Тут Лариса ничего не ответила, понимая, что этого в общем и не требуется. Я же вновь поразился беспомощности советского государства во многих, даже самых жизненно важных вопросах. Дилетантство, бессистемность прикладываемых усилий, неумение грамотно распределить имеющиеся ресурсы. И патологическое нежелание партийной верхушки слушать и воспринимать мнение тех своих сторонников, кто хоть немного в этом разбирается.
– В общем, Тухачевский на дух не выносит Ворошилова и всех его сторонников, в современных военных делах ничего не смыслящих. Если подкинуть сведения, что он переметнулся к троцкистам в обмен на обещание назначить его наркомом по военным и морским делам… Это будет правдоподобно. А где Тухачевский, там и его приближённые: Якир, Уборевич и другие.
– Будешь подкидывать письма с автографом Троцкого, – догадалась Лариса. – Не зря же у тебя и листы пустые с подписями, и та самая печатная машинка в нужном месте дожидается.
– Почти верно, дорогая.
– Почти?
– Ага. У себя такие опасные бумаги никто хранить не будет. Их или прячут в надёжных тайниках вне дома и работы, или вообще сжигают. Ничего, есть у меня мысль насчёт того, кому именно их стоит подкинуть. Тут нам понадобятся новые знакомства Пал Игнатьевича, который сейчас вовсе не жандармский офицер, а авторитетный вор по кличке Ключник. Хорошая личина для того, что предстоит сделать.
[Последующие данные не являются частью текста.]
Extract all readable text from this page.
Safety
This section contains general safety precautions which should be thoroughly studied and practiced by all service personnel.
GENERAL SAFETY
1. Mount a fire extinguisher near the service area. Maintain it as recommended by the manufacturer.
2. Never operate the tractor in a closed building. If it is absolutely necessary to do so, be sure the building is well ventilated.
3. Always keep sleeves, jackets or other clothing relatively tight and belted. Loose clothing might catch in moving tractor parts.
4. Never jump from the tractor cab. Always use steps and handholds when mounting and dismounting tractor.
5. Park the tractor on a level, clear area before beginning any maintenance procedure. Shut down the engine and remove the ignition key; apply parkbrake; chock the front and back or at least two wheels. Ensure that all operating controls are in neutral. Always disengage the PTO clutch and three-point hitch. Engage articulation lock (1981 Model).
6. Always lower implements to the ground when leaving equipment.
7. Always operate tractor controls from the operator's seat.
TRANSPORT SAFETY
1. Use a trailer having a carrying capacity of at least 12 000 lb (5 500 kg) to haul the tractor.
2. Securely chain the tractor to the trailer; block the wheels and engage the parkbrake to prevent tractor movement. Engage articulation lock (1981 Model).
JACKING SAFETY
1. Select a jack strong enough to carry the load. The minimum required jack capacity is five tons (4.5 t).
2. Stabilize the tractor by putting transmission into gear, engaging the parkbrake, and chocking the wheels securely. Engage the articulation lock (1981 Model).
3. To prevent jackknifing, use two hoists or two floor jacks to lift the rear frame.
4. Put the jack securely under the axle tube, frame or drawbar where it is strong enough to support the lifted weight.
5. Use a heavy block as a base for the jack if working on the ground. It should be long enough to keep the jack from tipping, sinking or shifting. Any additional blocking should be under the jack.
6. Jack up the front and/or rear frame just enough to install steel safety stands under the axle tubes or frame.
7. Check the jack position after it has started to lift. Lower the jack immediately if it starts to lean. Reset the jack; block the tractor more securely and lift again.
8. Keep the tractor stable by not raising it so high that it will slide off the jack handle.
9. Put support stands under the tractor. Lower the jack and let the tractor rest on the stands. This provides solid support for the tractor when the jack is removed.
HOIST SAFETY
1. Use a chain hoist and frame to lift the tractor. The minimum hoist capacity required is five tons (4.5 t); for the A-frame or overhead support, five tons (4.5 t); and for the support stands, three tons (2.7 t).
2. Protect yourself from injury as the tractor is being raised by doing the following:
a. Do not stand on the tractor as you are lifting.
Уточнять моя подруга не собиралась, задачка для начинающих. Где воры, там и умение обносить квартиры и иные помещения. А ведь можно не только уносить, но и оставлять хозяевам что-то своё. Незаметно, так, чтобы никто и не заметил. Более того, спереть какую-нибудь папку или иной предмет, на котором наверняка найдутся отпечатки пальцев хозяев, после чего поместить подброшенные бумаги туда. От такого точно не отвертеться при нахождении. Свидетели подбрасывания лишнего? Если таковые будут, то… смертность у воров высокая. Плакать по сему народцу ни я, ни Павел Игнатьевич точно не станем.
– А что там с процессом? – сладко зевнув, поинтересовалась Лариса, не собирающаяся прекращать использовать меня в качестве подушки. – Изменения будут или всё то же?
– Поимей совесть, ма шери, только сегодня Кирова пристрелили. Однако… Если судить по предварительным сведениям, Сталин на попятную не пойдёт. Не удивлюсь, если вообще всех фигурантов процесса к расстрелу приговорят. Чтобы прочим, так сказать, неповадно было.
– Неудобно сидеть на штыках…
– Выплавленных не из стали, а из страха, – уточнил я. – «Охота на ведьм» среди партийцев, которая скоро и на армию перекинется. Брожения после коллективизации и раскулачивания. Голод, который уже начался… Краснопузики сами роют себе могилу, нам останется лишь подтолкнуть их туда.
– И закопать, чтоб не выбрались!
Здесь Лариса правильно заметила. Ослабленного врага надо будет добить. Быстро, не считаясь с усилиями. Ведь они не просто так, а носители пусть и чудовищной, но всё же идеологии. А она, идеология, тварь живучая как лернейская гидра. Пока все головы не срежешь и не прижжёшь во избежание отрастания новых, о полной победе говорить даже не приходится. Ничего, мы постараемся. Обязательно.